I first came across Robert Roberts and the Classic Slum in 1973.

Waterloo Street, 1893
I can’t remember if it was recommended to me or I just found it on the bookshop shelf.

Either way the phrase “poverty busied itself” leapt off the page and I was hooked.  Here is a vivid description of Salford life at the beginning of the 20th century.*

It is an account not tarnished by romanticism or bedevilled by lofty and detached criticism but a vivid description of what it was like to live a working class area.

It could so easily also have been Manchester or a clutch of other northern cities and towns and for that many any one of the equally grimy bits of south east London where I grew up.

Robert Roberts was born in 1905 and lived at 1 Waterloo Street at the junction with West Wellington Street.  The house had four rooms and one of those was the shop.

Here he lived with his parents and his four siblings.  His father was a brass finisher and his mother ran the shop.

At which point many will groan and mutter “not another story about dirty old Salford, from a southerner who only plays at being a northerner.  Why can’t he offer up something on the Salford of today?”

It’s a criticism with a tiny bit of validity.  I am from south east London, having been born in Lambeth, spent my early years in Peckham and then Eltham which is the place near Woolwich.  That said I have lived here from 1969, had a dad who was born in Newcastle upon Tyne and a mother who grew up in Derby.

But what makes the Classic Slum and its companion A Ragged Schooling more than just a set of memories is that they are supported with a heap of scholarship drawn from newspapers and official documents all mixed with descriptions of ordinary people Mr Bickam a veteran from the Boer War who on August 5 1914 tried to enlist the day after war broke out.

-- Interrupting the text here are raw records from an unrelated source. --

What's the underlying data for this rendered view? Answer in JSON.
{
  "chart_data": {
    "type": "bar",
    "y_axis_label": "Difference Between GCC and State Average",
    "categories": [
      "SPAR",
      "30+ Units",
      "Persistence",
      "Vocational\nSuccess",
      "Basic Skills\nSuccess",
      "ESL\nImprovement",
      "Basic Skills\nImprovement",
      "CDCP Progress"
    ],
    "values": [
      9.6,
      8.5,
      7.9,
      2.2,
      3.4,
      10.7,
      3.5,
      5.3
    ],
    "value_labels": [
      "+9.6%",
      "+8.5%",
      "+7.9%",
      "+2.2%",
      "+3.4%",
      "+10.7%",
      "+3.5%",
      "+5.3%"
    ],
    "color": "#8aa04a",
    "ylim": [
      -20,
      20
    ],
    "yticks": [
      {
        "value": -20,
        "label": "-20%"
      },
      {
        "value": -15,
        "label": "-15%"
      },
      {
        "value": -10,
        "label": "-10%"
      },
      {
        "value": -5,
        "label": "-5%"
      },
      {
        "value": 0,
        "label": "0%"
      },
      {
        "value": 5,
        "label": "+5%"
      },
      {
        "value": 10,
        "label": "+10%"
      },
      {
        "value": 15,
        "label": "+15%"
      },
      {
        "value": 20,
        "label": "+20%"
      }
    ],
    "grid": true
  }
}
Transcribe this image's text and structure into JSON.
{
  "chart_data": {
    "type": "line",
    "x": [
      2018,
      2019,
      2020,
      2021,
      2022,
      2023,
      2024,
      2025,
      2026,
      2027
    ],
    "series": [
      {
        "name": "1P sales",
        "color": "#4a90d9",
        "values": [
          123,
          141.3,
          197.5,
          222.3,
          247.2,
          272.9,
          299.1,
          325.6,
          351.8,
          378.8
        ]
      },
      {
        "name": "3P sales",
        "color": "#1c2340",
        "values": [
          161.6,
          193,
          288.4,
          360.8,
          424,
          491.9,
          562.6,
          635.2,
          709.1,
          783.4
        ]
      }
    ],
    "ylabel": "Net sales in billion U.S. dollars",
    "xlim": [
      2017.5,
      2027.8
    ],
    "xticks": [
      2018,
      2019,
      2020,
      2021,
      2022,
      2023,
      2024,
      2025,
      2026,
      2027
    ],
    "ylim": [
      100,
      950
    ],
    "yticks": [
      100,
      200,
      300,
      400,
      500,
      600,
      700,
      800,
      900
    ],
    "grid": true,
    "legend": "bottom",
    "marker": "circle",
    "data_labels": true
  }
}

The bigger Salford picture in 1893
“He stopped my mother as she hung washing across the street. ‘Turned down!” he said disgustingly – ‘Bad teeth!.  They must want blokes to bite the damned Germans!’  She laughed.  Mr Bickham went on his way.  ‘They’ll be pulling me in though,’ he called over his shoulder, ‘before this lot’s done!”

An amusing comment on the outburst of patriotism at the start of the war but which doesn’t prepare you for what happened because “By August 5 1915 he had been lying dead three months in France.”

Many will know the book but for those that don’t or like me are coming back to it after a long break it is well worth a read.

All of which leaves me to say I chose not to offer up a picture of Flatiron Market or a grimy street, instead just a detail from the 1893 OS map of South Lancashire showing Waterloo Street.

Although it is worth mentioning that in the 1911 street directory only Mr Roberts and another shopkeeper are listed the rest of the street were not.

Picture; Waterloo Street, 1893 from the OS for South Lancashire, courtesy of Digital Archives Association, http://digitalarchives.co.uk/

*The Classic Slum, Robert Roberts, 1973 page 39

1 comment:

  1. A magnificent book...and a good synopsis of what it contains. Everyone should read it. Old Salfordian.